Summary: My written tribute to Boone and to Shannon's struggle to grasp what happened. One-shot. Kinda short.
Title: Numb
Numb Numb. That's all she feels. Numbness. It¹s 75 degrees and sunny, and she feels nothing but numb. Her eyes are red and puffy, and her face bears unsightly red patching. She would cry more, but her tears have all been drained. Her brother, Boone Carlisle, was dead.
Shannon hugged her knees to her chest and rested her cheek on them. She caught a glimpse of the clear blue sky and the brightly shining sun. It sickened her. The light worsened her dull headache and she felt like the sunlight was wrong. She thought it should rain. She wanted the earth to cry for Boone.
She noticed Sayid gently move aside the tarp covering the mouth of her tent. She didn't move. She didn't even flinch. She just sat there, hugging her knees, thinking about Boone. Shannon could feel the concerned, gentle look he gave her and wanted to acknowledge her gratefulness, but she couldn't move. She was in shock.
Shannon did not sleep that night. She layed on her back with a blanked covering her, staring straight ahead thinking about everything she and Boone had been through. Their parents marriage, the many boyfriends he paid off to leave her, and their most recent rendezvous in Sydney. The numbness was beginning to fade; guilt was setting in. She hadn't gotten to apologize for using him. She hadn't gotten to make it better. She hadn't gotten to say goodbye.

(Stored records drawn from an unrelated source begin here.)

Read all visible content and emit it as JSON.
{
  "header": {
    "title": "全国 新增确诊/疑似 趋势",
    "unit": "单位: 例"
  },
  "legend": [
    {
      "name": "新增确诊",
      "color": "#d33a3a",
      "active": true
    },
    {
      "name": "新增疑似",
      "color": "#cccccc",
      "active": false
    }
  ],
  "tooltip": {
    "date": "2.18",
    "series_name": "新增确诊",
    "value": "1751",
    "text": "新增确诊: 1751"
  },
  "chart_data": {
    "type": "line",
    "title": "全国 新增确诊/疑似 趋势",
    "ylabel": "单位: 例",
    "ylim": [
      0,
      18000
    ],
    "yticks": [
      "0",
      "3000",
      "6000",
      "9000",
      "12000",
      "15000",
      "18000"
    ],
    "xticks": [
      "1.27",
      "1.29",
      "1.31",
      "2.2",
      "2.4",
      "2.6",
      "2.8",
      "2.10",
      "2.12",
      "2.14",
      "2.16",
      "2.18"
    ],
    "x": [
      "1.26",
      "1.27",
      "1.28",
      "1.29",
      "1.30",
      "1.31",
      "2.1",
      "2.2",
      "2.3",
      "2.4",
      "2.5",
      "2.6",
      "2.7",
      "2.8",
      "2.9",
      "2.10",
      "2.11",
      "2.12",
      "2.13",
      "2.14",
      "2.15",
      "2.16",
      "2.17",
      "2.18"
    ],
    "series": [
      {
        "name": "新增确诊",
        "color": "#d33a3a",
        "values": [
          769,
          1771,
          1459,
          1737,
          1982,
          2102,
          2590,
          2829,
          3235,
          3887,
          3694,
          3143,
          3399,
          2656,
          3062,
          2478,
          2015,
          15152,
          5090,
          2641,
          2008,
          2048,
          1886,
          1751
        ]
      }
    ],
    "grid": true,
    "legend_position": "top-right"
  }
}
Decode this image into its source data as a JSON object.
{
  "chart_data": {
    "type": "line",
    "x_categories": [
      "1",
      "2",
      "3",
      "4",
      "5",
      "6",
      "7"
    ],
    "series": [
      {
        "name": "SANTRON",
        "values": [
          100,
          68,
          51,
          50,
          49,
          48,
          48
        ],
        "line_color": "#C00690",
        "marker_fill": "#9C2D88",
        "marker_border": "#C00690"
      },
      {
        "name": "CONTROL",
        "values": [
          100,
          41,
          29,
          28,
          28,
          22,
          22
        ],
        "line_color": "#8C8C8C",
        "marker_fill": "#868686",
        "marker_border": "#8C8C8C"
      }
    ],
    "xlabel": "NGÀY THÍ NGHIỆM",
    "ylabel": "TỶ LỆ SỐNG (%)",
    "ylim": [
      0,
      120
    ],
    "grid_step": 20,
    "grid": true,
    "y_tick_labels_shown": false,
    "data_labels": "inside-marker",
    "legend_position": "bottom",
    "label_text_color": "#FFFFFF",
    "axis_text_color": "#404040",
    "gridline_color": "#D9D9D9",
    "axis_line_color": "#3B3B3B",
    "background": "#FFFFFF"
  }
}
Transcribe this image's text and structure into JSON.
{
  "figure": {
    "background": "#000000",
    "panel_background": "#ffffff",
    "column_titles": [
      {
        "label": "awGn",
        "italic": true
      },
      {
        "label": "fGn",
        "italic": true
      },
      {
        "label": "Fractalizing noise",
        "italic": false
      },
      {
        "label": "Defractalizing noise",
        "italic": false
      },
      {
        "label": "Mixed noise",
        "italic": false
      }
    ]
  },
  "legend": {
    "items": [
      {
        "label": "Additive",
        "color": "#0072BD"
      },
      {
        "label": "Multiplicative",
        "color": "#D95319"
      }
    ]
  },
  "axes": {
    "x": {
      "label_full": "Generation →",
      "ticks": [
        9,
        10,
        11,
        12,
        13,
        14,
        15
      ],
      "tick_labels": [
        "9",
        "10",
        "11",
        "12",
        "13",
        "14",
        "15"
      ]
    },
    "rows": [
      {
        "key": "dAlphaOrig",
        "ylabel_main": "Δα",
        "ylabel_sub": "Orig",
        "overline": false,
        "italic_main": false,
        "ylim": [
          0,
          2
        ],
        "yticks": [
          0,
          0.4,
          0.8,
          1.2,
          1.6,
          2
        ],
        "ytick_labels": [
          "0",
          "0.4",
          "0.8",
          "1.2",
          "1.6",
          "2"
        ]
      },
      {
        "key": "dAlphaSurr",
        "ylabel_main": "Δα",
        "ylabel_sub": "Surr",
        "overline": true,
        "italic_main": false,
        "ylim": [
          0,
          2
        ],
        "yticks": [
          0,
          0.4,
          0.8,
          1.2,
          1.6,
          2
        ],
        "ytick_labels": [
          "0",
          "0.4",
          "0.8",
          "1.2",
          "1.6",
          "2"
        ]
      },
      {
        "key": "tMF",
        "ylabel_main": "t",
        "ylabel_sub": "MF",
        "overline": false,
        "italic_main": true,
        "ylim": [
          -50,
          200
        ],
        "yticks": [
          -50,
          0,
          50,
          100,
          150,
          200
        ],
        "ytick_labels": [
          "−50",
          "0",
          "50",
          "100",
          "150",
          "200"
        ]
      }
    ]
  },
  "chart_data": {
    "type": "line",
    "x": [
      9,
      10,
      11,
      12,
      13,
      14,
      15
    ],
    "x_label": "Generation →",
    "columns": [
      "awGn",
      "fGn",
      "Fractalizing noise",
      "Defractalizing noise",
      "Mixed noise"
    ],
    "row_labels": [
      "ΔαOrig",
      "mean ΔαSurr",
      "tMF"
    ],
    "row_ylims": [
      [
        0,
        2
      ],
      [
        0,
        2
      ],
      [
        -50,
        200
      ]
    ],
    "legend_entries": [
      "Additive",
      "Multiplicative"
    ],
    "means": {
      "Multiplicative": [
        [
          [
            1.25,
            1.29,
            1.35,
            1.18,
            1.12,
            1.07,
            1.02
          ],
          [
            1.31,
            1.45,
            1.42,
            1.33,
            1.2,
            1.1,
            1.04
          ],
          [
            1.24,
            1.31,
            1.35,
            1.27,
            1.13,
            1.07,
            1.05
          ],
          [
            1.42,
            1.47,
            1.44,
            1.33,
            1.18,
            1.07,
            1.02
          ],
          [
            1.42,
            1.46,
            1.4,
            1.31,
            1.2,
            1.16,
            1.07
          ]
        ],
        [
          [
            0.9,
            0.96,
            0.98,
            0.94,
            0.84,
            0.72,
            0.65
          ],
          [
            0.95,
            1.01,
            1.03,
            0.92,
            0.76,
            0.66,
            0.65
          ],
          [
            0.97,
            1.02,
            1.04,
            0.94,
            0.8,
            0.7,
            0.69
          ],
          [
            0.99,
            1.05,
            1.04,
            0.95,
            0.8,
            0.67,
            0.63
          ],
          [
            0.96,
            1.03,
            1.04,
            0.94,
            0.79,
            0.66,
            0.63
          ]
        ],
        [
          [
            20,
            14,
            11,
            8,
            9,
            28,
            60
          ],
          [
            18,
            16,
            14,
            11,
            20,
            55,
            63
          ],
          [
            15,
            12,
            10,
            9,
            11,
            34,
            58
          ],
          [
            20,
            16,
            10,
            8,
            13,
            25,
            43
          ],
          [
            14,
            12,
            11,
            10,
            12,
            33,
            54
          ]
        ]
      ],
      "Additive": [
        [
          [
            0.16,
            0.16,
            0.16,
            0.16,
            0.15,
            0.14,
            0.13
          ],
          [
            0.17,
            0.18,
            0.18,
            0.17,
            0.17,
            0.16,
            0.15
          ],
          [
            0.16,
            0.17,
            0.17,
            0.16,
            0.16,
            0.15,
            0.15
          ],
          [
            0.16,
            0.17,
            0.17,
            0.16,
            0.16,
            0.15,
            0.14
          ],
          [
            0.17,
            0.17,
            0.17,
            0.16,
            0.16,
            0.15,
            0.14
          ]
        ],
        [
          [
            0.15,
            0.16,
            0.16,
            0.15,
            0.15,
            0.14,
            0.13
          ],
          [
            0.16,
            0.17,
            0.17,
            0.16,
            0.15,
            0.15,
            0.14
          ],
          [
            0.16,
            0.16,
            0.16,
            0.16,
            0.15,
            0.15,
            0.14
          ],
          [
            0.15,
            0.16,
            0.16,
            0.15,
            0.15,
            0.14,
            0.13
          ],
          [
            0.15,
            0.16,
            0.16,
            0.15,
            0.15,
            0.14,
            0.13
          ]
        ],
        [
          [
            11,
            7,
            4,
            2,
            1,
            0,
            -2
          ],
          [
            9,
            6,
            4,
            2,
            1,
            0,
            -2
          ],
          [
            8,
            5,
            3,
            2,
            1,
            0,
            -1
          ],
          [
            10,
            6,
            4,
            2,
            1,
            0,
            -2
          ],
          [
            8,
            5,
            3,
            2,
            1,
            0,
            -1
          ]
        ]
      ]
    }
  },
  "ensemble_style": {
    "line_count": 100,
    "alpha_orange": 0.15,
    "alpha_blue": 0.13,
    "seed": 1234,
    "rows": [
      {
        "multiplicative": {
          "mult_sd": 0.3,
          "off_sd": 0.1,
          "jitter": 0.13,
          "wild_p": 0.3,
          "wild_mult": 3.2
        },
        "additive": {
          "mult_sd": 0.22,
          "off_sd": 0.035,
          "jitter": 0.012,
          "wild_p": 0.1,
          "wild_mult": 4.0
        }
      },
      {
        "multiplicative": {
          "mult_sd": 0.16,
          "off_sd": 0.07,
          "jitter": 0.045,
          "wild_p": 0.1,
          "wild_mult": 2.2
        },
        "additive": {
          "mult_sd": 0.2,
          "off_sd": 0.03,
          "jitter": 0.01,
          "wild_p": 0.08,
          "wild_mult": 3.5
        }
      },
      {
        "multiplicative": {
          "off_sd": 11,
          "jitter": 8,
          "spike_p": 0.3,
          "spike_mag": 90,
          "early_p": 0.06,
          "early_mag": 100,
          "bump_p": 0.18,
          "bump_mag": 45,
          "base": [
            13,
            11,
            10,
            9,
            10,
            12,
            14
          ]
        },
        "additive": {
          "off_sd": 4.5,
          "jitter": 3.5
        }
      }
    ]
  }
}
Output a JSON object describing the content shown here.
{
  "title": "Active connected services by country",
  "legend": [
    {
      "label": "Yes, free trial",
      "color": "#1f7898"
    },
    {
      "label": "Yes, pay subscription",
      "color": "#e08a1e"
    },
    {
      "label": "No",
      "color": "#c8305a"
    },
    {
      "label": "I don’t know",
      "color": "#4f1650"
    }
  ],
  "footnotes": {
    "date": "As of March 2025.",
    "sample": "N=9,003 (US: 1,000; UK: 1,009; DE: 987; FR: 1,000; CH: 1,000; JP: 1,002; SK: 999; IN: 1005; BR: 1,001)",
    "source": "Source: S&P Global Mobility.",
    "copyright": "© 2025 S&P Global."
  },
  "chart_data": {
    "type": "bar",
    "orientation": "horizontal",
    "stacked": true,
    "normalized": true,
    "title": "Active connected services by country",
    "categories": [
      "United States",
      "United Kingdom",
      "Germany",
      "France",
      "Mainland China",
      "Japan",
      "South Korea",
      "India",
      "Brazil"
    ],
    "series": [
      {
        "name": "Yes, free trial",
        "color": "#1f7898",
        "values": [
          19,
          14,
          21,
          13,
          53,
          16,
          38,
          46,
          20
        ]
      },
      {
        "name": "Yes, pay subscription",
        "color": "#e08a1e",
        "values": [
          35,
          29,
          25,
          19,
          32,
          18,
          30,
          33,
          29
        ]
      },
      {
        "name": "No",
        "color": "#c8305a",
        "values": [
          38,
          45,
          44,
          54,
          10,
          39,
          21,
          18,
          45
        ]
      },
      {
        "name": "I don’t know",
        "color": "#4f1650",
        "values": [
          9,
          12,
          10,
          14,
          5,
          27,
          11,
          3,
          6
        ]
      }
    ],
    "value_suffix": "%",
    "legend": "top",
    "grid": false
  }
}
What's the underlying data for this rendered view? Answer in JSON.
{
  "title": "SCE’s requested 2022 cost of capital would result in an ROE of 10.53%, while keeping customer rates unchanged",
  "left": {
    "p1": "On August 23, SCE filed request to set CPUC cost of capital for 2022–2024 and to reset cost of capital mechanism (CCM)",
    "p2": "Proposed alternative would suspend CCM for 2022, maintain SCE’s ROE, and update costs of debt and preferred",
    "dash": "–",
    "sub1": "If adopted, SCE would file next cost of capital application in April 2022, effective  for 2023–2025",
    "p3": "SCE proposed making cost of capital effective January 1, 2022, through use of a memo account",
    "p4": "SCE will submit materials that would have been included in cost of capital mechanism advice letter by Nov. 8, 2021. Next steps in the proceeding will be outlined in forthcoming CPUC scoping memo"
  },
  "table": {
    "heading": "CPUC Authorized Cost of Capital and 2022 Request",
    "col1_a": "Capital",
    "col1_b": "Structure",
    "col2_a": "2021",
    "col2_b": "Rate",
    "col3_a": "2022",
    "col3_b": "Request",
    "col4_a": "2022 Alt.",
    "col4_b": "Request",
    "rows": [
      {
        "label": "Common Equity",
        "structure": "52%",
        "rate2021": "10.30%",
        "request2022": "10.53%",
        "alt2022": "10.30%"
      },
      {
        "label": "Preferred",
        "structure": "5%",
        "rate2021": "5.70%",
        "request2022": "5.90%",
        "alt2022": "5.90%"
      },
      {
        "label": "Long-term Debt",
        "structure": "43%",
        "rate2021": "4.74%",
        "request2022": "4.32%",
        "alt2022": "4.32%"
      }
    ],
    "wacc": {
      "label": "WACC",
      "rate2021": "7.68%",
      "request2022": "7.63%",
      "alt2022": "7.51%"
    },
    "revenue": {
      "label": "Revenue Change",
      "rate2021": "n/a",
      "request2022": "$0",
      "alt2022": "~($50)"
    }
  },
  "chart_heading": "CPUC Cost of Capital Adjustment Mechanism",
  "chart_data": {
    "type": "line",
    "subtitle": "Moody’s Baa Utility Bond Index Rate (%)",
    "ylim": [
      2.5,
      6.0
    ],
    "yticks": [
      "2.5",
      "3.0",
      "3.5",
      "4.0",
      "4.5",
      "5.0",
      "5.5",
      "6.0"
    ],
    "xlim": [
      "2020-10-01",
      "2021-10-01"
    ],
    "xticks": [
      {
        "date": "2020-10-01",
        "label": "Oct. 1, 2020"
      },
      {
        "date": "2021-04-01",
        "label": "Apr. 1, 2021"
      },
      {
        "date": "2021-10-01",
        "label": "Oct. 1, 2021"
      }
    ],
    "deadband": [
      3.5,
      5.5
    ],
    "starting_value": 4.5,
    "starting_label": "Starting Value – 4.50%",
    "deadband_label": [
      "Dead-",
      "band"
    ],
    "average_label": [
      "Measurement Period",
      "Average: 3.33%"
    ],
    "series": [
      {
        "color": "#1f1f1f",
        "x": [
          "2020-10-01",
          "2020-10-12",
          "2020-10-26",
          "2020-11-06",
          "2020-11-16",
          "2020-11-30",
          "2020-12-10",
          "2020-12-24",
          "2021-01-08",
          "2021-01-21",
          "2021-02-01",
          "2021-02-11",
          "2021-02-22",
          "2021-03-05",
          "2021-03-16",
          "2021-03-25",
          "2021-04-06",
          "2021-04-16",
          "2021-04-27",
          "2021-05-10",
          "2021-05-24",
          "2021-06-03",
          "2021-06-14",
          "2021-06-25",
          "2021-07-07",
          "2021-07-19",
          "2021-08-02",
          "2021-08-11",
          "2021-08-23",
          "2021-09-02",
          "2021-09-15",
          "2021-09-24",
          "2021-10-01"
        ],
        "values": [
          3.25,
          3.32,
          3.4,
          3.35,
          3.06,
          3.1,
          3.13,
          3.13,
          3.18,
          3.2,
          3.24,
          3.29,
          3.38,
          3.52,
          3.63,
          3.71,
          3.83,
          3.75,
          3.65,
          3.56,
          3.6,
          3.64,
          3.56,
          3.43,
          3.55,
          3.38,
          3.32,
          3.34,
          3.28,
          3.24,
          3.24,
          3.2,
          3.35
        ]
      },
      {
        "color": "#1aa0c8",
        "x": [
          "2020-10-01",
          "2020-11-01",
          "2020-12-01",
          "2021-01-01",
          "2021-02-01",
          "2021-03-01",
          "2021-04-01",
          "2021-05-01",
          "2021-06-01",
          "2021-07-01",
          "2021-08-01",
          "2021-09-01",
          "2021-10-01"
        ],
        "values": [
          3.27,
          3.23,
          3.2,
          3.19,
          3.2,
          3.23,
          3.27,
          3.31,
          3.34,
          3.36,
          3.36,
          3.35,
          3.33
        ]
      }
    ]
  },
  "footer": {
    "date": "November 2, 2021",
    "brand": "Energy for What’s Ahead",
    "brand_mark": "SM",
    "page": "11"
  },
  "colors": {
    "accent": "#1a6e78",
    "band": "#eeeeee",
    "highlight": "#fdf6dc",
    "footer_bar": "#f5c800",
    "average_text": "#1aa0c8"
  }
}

The next day Boone was to be buried. That was the only time Shannon moved. She came out of her tent, looking a mess and for once not caring, to attend his makeshift funeral. As he was buried, small tears formed in her eyes, but again she did nothing. She stood perfectly still as the wind blew her hair around. She did not blink back her tears, for she was not afraid to show her feelings now as she had before. Her eyes were no longer deep blue like pools or water, but cold and icy.
She had always chastised Boone for interfering with herself and Sayid, but she always knew in the back of her mind that he was just trying to protect her, to keep her safe. Because he cared about her. He loved her. He may have called her useless, bitch, or heartless, but she knew it pained him to say those things. She could see it in his eyes. She could see the love, the hurt, the longing in his eyes. And now, she watches him lowered in to the ground, his eyes closed, feelings lost forever.
Shannon walks back to her tent, almost floating, and sits back down. The salty little droplets of liquid regroup in her eyes again, but she doesn¹t notice. She is numb.